Dhamu then attempts to propose to Maha, and she expresses her desire for a husband like him. Inspired, Dhamu leaves his black ticket-selling business and mends his ways, impressing Maha. He starts working at a two-wheeler mechanic shop. As Dhamu and Maha's love grows, Jothi sacrifices her love for Dhamu and decides to marry another man. Eswarapandiyan confronts Shanmugavel, determined to arrest him for the brutal rape and murder of a girl. In retaliation, Shanmugavel brutally kills Eswarapandiyan's wife, Uma, in front of him. Shanmugavel spares Eswarapandiyan's life but cuts off one of his legs, intending to intimidate other police officers. Meanwhile, Bhaskar loses the college's chairman election and mistakenly assumes that Maha motivated students not to vote for him. Seeking revenge, Bhaskar announces that he'll publicly molest Maha. Fearing Bhaskar's wrath, Maha takes a few days' leave from college. Unable to share her fears with Dhamu, who has promised his mother to avoid violence, Maha considers leaving town.

However, Dhamu stops her and decides to fight Bhaskar, supported by his mother, Vellaiyamma. When Bhaskar and his henchmen arrive to molest Maha, the corrupt police officer removes Dhamu from the scene. Vellaiyamma tries to protect Maha but is beaten and pushed into a sewer. In a desperate bid to protect her modesty, Maha sets herself on fire. Dhamu escapes from police custody and rushes to the scene, only to discover the dead bodies of Maha and Vellaiyamma. Consumed by rage, Dhamu brutally beats and kills Bhaskar by suffocating him in the sewer and burning his half-dead body. Dhamu is later arrested by the police and subjected to torture in custody. Shanmugavel taunts Dhamu, challenging him to kill him. However, Eswarapandiyan saves Dhamu from police custody, and they team up with others who have suffered at Shanmugavel's hands. Together, they start detonating and ruining Shanmugavel's illegal properties. Shanmugavel seeks protection from the DGP, but Eswarapandiyan kidnaps the DGP at gunpoint and confronts Shanmugavel at his industry.

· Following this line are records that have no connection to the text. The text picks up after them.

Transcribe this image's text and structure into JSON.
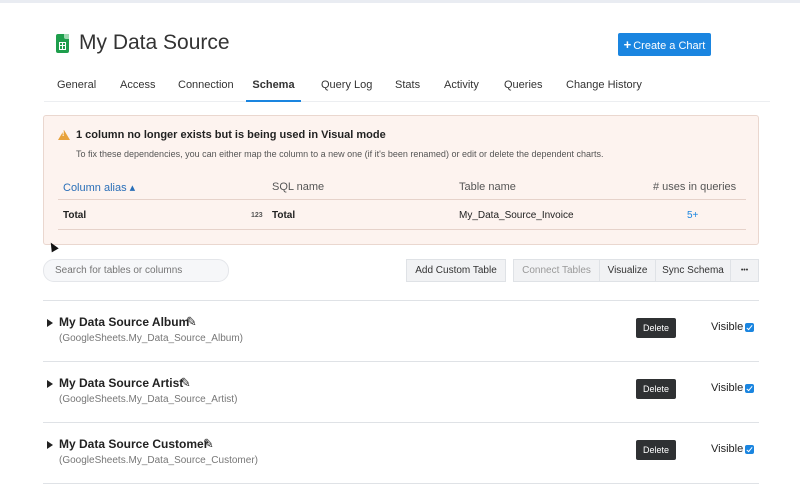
{
  "header": {
    "title": "My Data Source",
    "create_chart_label": "Create a Chart"
  },
  "tabs": [
    {
      "label": "General"
    },
    {
      "label": "Access"
    },
    {
      "label": "Connection"
    },
    {
      "label": "Schema",
      "active": true
    },
    {
      "label": "Query Log"
    },
    {
      "label": "Stats"
    },
    {
      "label": "Activity"
    },
    {
      "label": "Queries"
    },
    {
      "label": "Change History"
    }
  ],
  "warning": {
    "title": "1 column no longer exists but is being used in Visual mode",
    "subtitle": "To fix these dependencies, you can either map the column to a new one (if it's been renamed) or edit or delete the dependent charts.",
    "columns": [
      "Column alias",
      "SQL name",
      "Table name",
      "# uses in queries"
    ],
    "row": {
      "alias": "Total",
      "type": "123",
      "sql_name": "Total",
      "table_name": "My_Data_Source_Invoice",
      "uses": "5+"
    }
  },
  "toolbar": {
    "search_placeholder": "Search for tables or columns",
    "add_custom_table": "Add Custom Table",
    "connect_tables": "Connect Tables",
    "visualize": "Visualize",
    "sync_schema": "Sync Schema",
    "more": "•••"
  },
  "tables": [
    {
      "name": "My Data Source Album",
      "sub": "(GoogleSheets.My_Data_Source_Album)",
      "delete": "Delete",
      "visible_label": "Visible",
      "visible": true
    },
    {
      "name": "My Data Source Artist",
      "sub": "(GoogleSheets.My_Data_Source_Artist)",
      "delete": "Delete",
      "visible_label": "Visible",
      "visible": true
    },
    {
      "name": "My Data Source Customer",
      "sub": "(GoogleSheets.My_Data_Source_Customer)",
      "delete": "Delete",
      "visible_label": "Visible",
      "visible": true
    }
  ],
  "colors": {
    "accent": "#1a85e0",
    "warning_bg": "#fdf3ef",
    "warning_icon": "#e8a23a",
    "sheets_green": "#1e9e4c"
  },
  "icons": {
    "logo": "google-sheets-icon",
    "warning": "warning-icon",
    "edit": "pencil-icon",
    "expand": "triangle-right-icon"
  }
}
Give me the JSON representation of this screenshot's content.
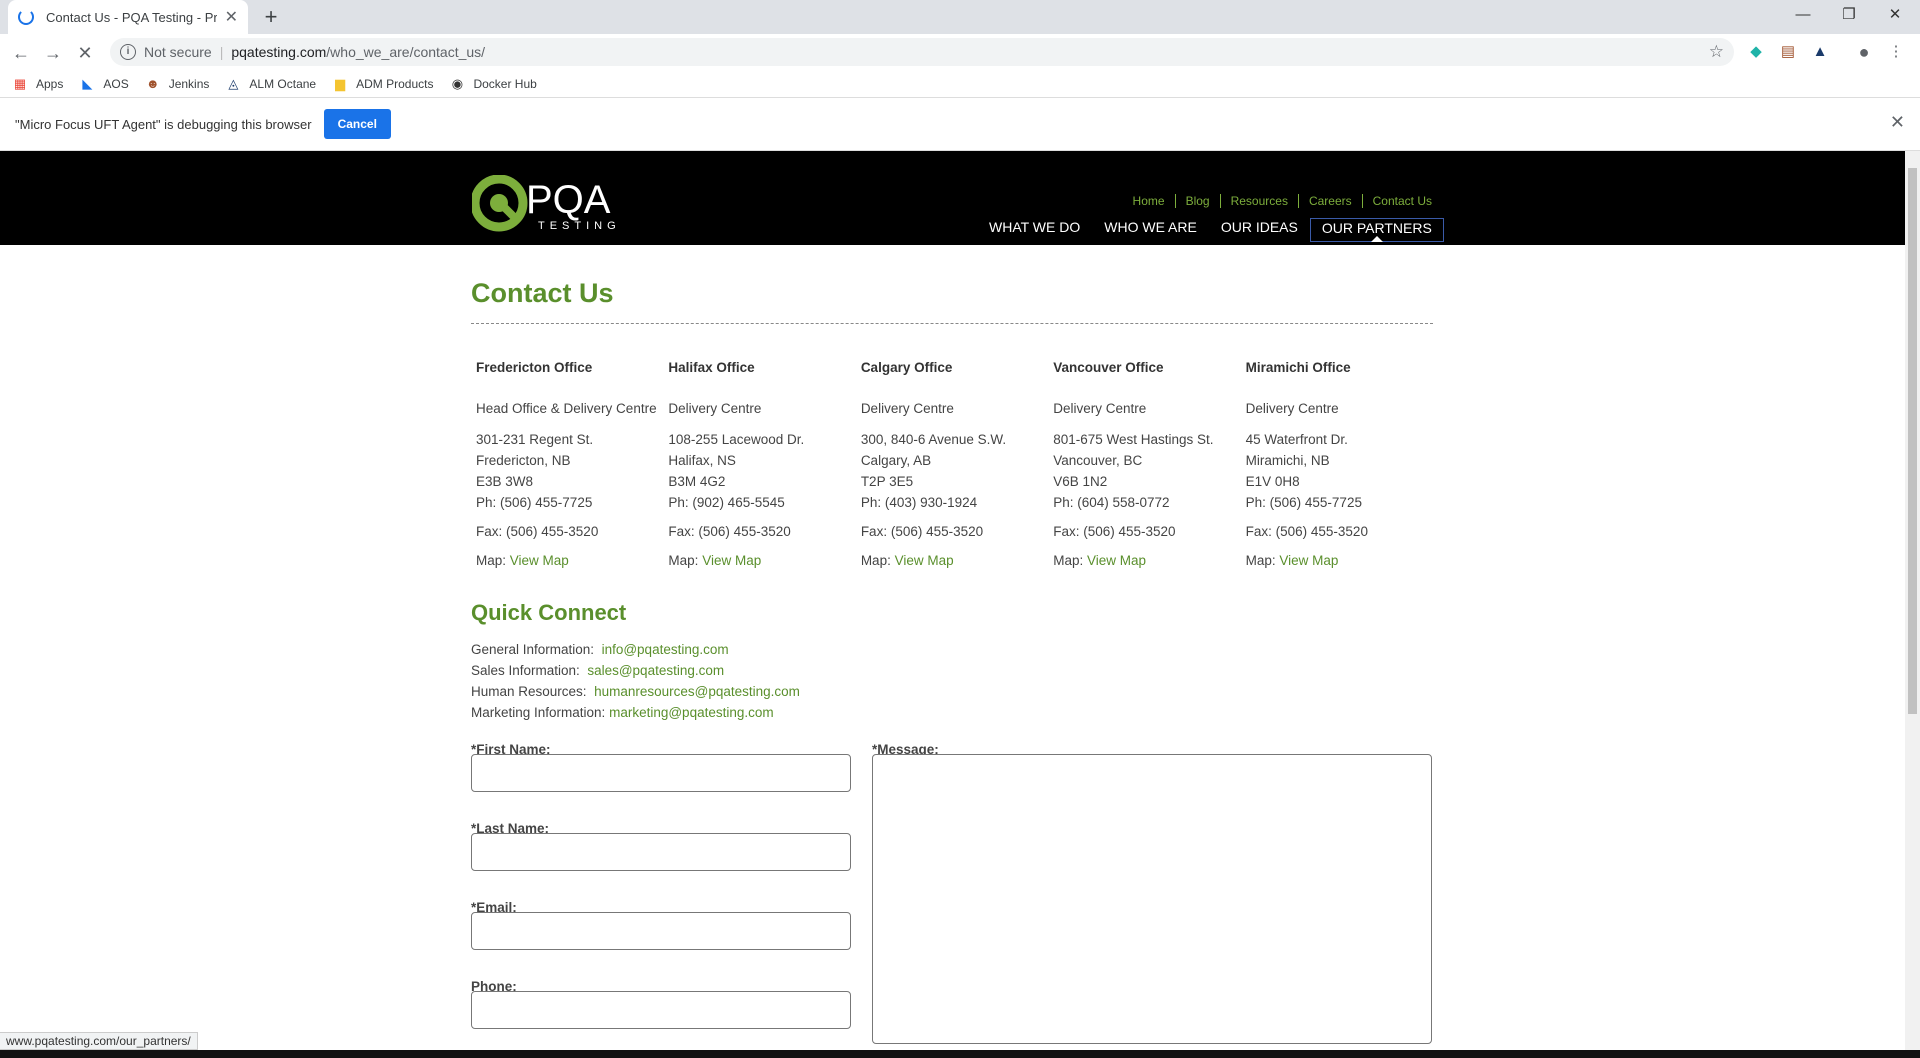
{
  "browser": {
    "tab_title": "Contact Us - PQA Testing - Profe",
    "url_security": "Not secure",
    "url_host": "pqatesting.com",
    "url_path": "/who_we_are/contact_us/",
    "bookmarks": [
      "Apps",
      "AOS",
      "Jenkins",
      "ALM Octane",
      "ADM Products",
      "Docker Hub"
    ],
    "infobar_text": "\"Micro Focus UFT Agent\" is debugging this browser",
    "infobar_cancel": "Cancel",
    "status_url": "www.pqatesting.com/our_partners/"
  },
  "site": {
    "logo_text": "PQA",
    "logo_sub": "TESTING",
    "util_nav": [
      "Home",
      "Blog",
      "Resources",
      "Careers",
      "Contact Us"
    ],
    "main_nav": [
      "WHAT WE DO",
      "WHO WE ARE",
      "OUR IDEAS",
      "OUR PARTNERS"
    ],
    "accent_color": "#5a8f2c"
  },
  "page": {
    "title": "Contact Us",
    "offices": [
      {
        "name": "Fredericton Office",
        "type": "Head Office & Delivery Centre",
        "addr1": "301-231 Regent St.",
        "addr2": "Fredericton, NB",
        "addr3": "E3B 3W8",
        "ph": "Ph: (506) 455-7725",
        "fax": "Fax: (506) 455-3520",
        "map_label": "Map:",
        "map_link": "View Map"
      },
      {
        "name": "Halifax Office",
        "type": "Delivery Centre",
        "addr1": "108-255 Lacewood Dr.",
        "addr2": "Halifax, NS",
        "addr3": "B3M 4G2",
        "ph": "Ph: (902) 465-5545",
        "fax": "Fax: (506) 455-3520",
        "map_label": "Map:",
        "map_link": "View Map"
      },
      {
        "name": "Calgary Office",
        "type": "Delivery Centre",
        "addr1": "300, 840-6 Avenue S.W.",
        "addr2": "Calgary, AB",
        "addr3": "T2P 3E5",
        "ph": "Ph: (403) 930-1924",
        "fax": "Fax: (506) 455-3520",
        "map_label": "Map:",
        "map_link": "View Map"
      },
      {
        "name": "Vancouver Office",
        "type": "Delivery Centre",
        "addr1": "801-675 West Hastings St.",
        "addr2": "Vancouver, BC",
        "addr3": "V6B 1N2",
        "ph": "Ph: (604) 558-0772",
        "fax": "Fax: (506) 455-3520",
        "map_label": "Map:",
        "map_link": "View Map"
      },
      {
        "name": "Miramichi Office",
        "type": "Delivery Centre",
        "addr1": "45 Waterfront Dr.",
        "addr2": "Miramichi, NB",
        "addr3": "E1V 0H8",
        "ph": "Ph: (506) 455-7725",
        "fax": "Fax: (506) 455-3520",
        "map_label": "Map:",
        "map_link": "View Map"
      }
    ],
    "quick_connect_title": "Quick Connect",
    "quick_connect": [
      {
        "label": "General Information:",
        "email": "info@pqatesting.com"
      },
      {
        "label": "Sales Information:",
        "email": "sales@pqatesting.com"
      },
      {
        "label": "Human Resources:",
        "email": "humanresources@pqatesting.com"
      },
      {
        "label": "Marketing Information:",
        "email": "marketing@pqatesting.com"
      }
    ],
    "form": {
      "first_name": "First Name:",
      "last_name": "Last Name:",
      "email": "Email:",
      "phone": "Phone:",
      "message": "Message:",
      "required_mark": "*"
    }
  }
}
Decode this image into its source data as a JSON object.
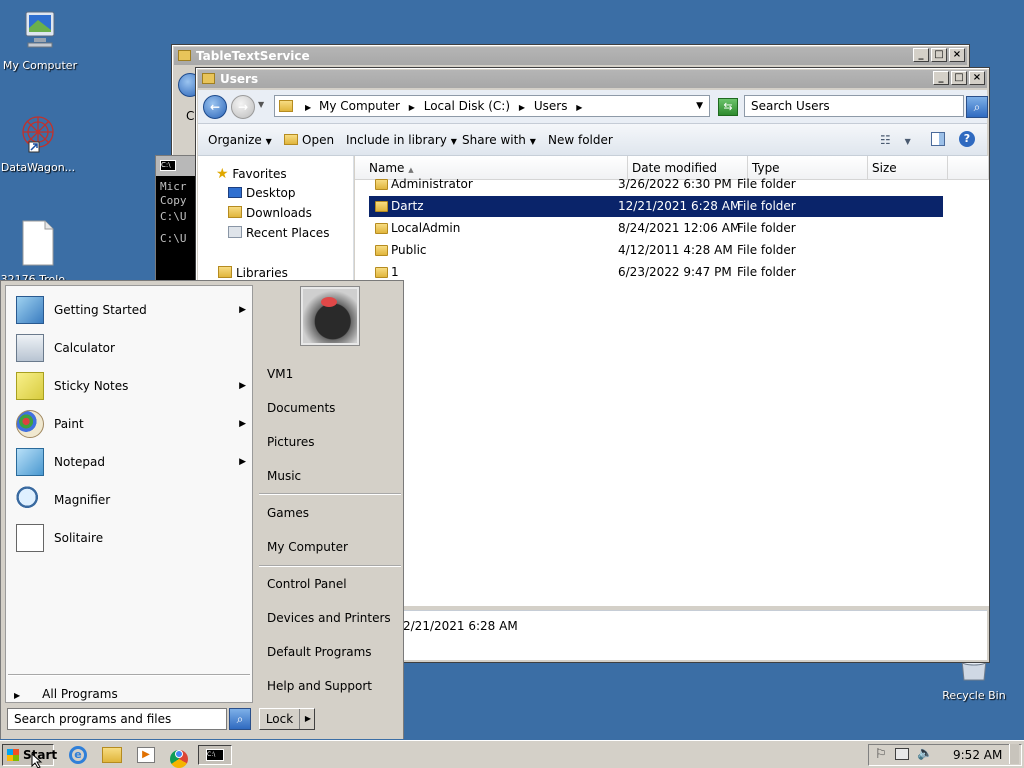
{
  "desktop": {
    "icons": [
      {
        "label": "My Computer"
      },
      {
        "label": "DataWagon..."
      },
      {
        "label": "32176.Trolo..."
      },
      {
        "label": "Recycle Bin"
      }
    ]
  },
  "back_window": {
    "title": "TableTextService",
    "partial_text": "C"
  },
  "console": {
    "lines": [
      "Micr",
      "Copy",
      "C:\\U",
      "C:\\U"
    ]
  },
  "explorer": {
    "title": "Users",
    "address": {
      "segments": [
        "My Computer",
        "Local Disk (C:)",
        "Users"
      ]
    },
    "search_placeholder": "Search Users",
    "commands": {
      "organize": "Organize",
      "open": "Open",
      "include": "Include in library",
      "share": "Share with",
      "new_folder": "New folder"
    },
    "nav": {
      "favorites": "Favorites",
      "items": [
        "Desktop",
        "Downloads",
        "Recent Places"
      ],
      "libraries": "Libraries"
    },
    "columns": [
      "Name",
      "Date modified",
      "Type",
      "Size"
    ],
    "rows": [
      {
        "name": "Administrator",
        "date": "3/26/2022 6:30 PM",
        "type": "File folder",
        "selected": false
      },
      {
        "name": "Dartz",
        "date": "12/21/2021 6:28 AM",
        "type": "File folder",
        "selected": true
      },
      {
        "name": "LocalAdmin",
        "date": "8/24/2021 12:06 AM",
        "type": "File folder",
        "selected": false
      },
      {
        "name": "Public",
        "date": "4/12/2011 4:28 AM",
        "type": "File folder",
        "selected": false
      },
      {
        "name": "1",
        "date": "6/23/2022 9:47 PM",
        "type": "File folder",
        "selected": false
      }
    ],
    "details_text": "2/21/2021 6:28 AM"
  },
  "start_menu": {
    "programs": [
      {
        "label": "Getting Started",
        "has_arrow": true
      },
      {
        "label": "Calculator",
        "has_arrow": false
      },
      {
        "label": "Sticky Notes",
        "has_arrow": true
      },
      {
        "label": "Paint",
        "has_arrow": true
      },
      {
        "label": "Notepad",
        "has_arrow": true
      },
      {
        "label": "Magnifier",
        "has_arrow": false
      },
      {
        "label": "Solitaire",
        "has_arrow": false
      }
    ],
    "all_programs": "All Programs",
    "search_placeholder": "Search programs and files",
    "right_items": {
      "user": "VM1",
      "documents": "Documents",
      "pictures": "Pictures",
      "music": "Music",
      "games": "Games",
      "computer": "My Computer",
      "control_panel": "Control Panel",
      "devices": "Devices and Printers",
      "default_programs": "Default Programs",
      "help": "Help and Support"
    },
    "lock_label": "Lock"
  },
  "taskbar": {
    "start_label": "Start",
    "clock": "9:52 AM"
  },
  "colors": {
    "desktop": "#3b6ea5",
    "selection": "#0a246a"
  }
}
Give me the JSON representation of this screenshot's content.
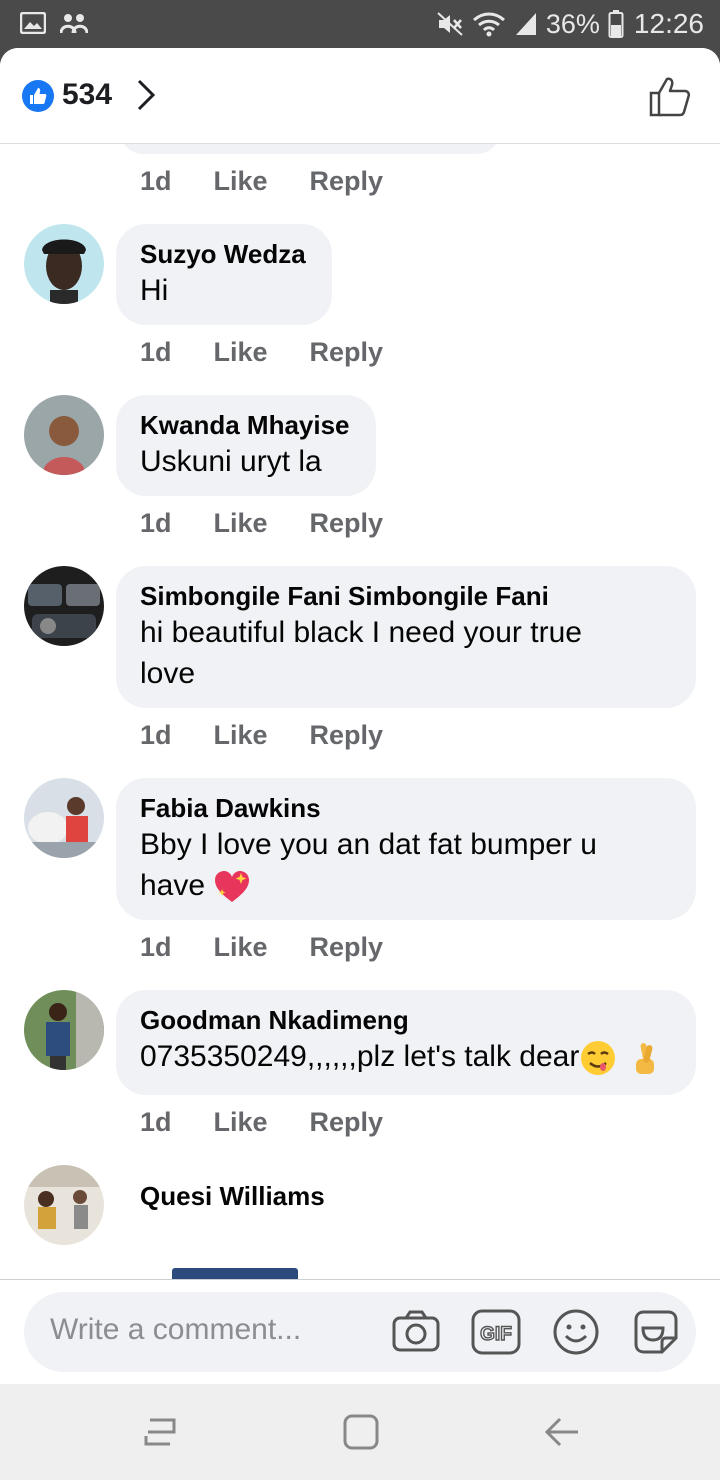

A violent shootout ensues between Dhamu and Shanmugavel's henchmen, and Dhamu manages to overpower them and hold Shanmugavel captive. Dhamu questions the police about whether a corrupt and influential person like Shanmugavel would be punished by the law, but the police remain silent. In the end, Dhamu kills Shanmugavel in public, avenging the deaths of his mother and lover, Maha. Simultaneously, Eswarapandiyan shoots Shanmugavel, avenging the death of his wife, Uma, and the mutilation of his leg.

== Production ==
Despite the film I Love India (1993) failing at the box-office, star Sarathkumar decided to collaborate again with the same producer for another film which eventually became Maha Prabhu. The film marked the directorial debut of A. Venkatesh and it was reported to be based on a real life event which happened when he worked as a reporter for Maalai Malar.

== Soundtrack ==
The music was composed by Deva, with lyrics written by Vaali.

| Song | Singer(s) | Duration |
|---|---|---|
| "Baava Vaa" | S. Janaki, Shahul Hameed | 4:39 |
| "Jackie Chan" | K. S. Chithra, Mano | 6:02 |
| "Kadalai Enna" | Gangai Amaran, S. Janaki | 4:43 |
| "Myna, Myna" | S. Janaki, S. P. Balasubrahmanyam, G. V. Prakash Kumar | 4:55 |
| "Missy Missy Dol" | Mano, Swarnalatha | 4:20 |
| "Sollavaa" | S. P. Balasubrahmanyam, Sunandha | 4:03 |

== Critical reception ==
D. S. Ramanujam of The Hindu wrote, "The action sequences are tightly edited (Lenin and V. T. Vijayan) and framed (camera: T. Vijayagopal) right from the start and the screenplay of the director, backed by his dialogue, make it worth the time".

== Legacy ==
Senthil's dialogue "No Comments Simbly Waste" entered Tamil vernacular, often used by people when tired of responding to questions.